En France, on dénombre quatre espèces : l’aulne glutineux, l’aulne blanc, l’aulne vert et l’aulne de Corse.
L’aulne glutineux, Alnus glutinosa, est l’espèce dont l’aire de répartition est la plus vaste. Elle s’étend ainsi de l’Europe jusqu’au Caucase ainsi que dans le nord de l’Afrique. Présent sur l’ensemble de la France, l’aulne glutineux se distingue à sa silhouette conique et son écorce lisse et brillante de couleur gris-verte, tirant doucement vers le noir violacé au fil des années. Les aulnes les plus âgés, hauts de près de trente mètres, ont le tronc strié de crevasses. Deux éléments sont caractéristiques de cette espèce : ses feuilles ovales doublement striées et comme tronquées à leurs extrémités, ainsi que la perte tardive de son feuillage en automne. Enfin, notons qu’au printemps les feuilles de l’aulne glutineux se parent d’une légère viscosité d’où l’origine de son épithète.
Amédée Masclef, Atlas des plantes de France utiles, nuisibles et ornementales, Paris, 1891
L’aulne blanc, Alnus incana, est une espèce montagnarde de plus petite taille (jusqu’à quinze mètres de haut) et à la silhouette plus trapue. Ses feuilles ovales, doublement dentées et pointues sont de couleur vert sombre sur la face supérieure et blanchâtre sur la face inférieure.
L’aulne vert, Alnus viridis, s’assimile davantage à un arbrisseau. Petit et touffu, c’est une espèce caractéristique des hautes montagnes d’Europe. Pouvant parfois former des remparts denses et infranchissables, il prévient les avalanches et lutte ainsi contre l’érosion des sols.
L’aulne de Corse, ou Alnus cordata, est ainsi nommé en raison de ses feuilles en forme de cœur. Originaire du pourtour méditerranéen et de la Corse, il est aujourd’hui plus largement implanté sur le territoire français en raison de sa croissance rapide, laquelle est très appréciée par les forestiers.
Christiane Chaffin, Alnus cordata, Herbiers universitaires de Clermont-Ferrand
Durant la saison hivernale, il n’est pas rare d’observer le tarin des aulnes, tête en bas et dos retourné (à l’image des mésanges) se nourrissant des graines, petites mais nombreuses et facilement accessibles, qu’offrent les aulnaies montagneuses.
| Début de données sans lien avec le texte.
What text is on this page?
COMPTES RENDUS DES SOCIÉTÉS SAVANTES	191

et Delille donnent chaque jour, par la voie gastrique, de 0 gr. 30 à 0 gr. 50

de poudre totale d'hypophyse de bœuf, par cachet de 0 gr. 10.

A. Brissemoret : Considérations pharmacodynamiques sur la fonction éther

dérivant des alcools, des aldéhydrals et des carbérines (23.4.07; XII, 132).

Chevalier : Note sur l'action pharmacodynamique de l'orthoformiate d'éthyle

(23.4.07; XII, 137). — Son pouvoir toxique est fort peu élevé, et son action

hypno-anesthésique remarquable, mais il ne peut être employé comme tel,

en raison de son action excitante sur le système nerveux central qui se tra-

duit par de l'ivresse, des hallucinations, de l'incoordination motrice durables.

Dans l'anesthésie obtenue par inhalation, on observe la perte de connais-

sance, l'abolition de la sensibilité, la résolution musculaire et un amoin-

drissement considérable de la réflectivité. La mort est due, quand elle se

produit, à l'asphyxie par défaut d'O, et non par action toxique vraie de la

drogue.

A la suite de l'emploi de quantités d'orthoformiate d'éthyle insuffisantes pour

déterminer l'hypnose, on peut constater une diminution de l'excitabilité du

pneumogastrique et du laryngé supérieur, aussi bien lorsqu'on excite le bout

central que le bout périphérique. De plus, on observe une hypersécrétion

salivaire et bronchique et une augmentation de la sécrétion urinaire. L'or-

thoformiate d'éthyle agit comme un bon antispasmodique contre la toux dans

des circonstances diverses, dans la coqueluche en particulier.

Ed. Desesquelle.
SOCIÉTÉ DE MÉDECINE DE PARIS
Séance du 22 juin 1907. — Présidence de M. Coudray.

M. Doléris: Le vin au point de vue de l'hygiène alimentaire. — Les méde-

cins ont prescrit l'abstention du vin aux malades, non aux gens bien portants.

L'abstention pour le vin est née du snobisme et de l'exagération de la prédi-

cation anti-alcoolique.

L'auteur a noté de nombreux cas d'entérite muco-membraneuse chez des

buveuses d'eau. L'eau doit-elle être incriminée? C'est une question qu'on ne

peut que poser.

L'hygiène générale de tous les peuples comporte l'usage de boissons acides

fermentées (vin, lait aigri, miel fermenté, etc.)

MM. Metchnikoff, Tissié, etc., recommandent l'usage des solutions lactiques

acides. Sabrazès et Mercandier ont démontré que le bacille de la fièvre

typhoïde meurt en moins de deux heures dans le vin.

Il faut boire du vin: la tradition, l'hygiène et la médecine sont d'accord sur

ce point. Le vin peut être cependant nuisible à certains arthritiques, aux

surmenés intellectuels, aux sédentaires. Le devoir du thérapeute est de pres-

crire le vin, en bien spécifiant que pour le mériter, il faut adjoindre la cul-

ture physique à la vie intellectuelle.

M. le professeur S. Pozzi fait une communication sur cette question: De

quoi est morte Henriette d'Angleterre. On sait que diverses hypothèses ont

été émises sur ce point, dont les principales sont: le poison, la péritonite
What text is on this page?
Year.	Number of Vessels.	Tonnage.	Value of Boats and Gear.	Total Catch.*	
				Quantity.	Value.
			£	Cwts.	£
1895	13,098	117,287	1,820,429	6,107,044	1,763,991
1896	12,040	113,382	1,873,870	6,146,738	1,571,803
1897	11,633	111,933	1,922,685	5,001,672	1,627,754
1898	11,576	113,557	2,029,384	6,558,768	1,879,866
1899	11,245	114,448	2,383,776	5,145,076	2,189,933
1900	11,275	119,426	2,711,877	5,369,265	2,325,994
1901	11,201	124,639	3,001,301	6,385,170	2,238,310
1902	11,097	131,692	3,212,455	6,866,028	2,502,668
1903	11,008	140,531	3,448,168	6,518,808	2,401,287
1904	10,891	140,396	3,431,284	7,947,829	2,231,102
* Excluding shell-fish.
John Gould, Elizabeth Gould et Edward Lear, Illustrations de The Birds of Europe, t. III, Insessores, Londres, 1837
Contrairement aux apparences, l’aulne ne tire pas son origine du latin mais du francique alira qui évoluera plus tard vers alnus. Les Gaulois quant à eux le désignaient sous le terme de verno, aussi les habitants du Sud de la Loire l’appellent-ils plus communément vergne ou verne. Les déclinaisons du nom de l’aulne sont nombreuses : aune, aunette, aunois, anelle, vernasse, vargne ; et dans les régions du Sud-Ouest : bern, ber, bergnasse. Enfin, l’aulne a donné son nom à plus d’une centaine de communes. Il n’est donc pas impossible que les villages Aulnay, Aulnoy ou autres La Vergne, Bernay aient autrefois abrité des aulnes en leur cœur.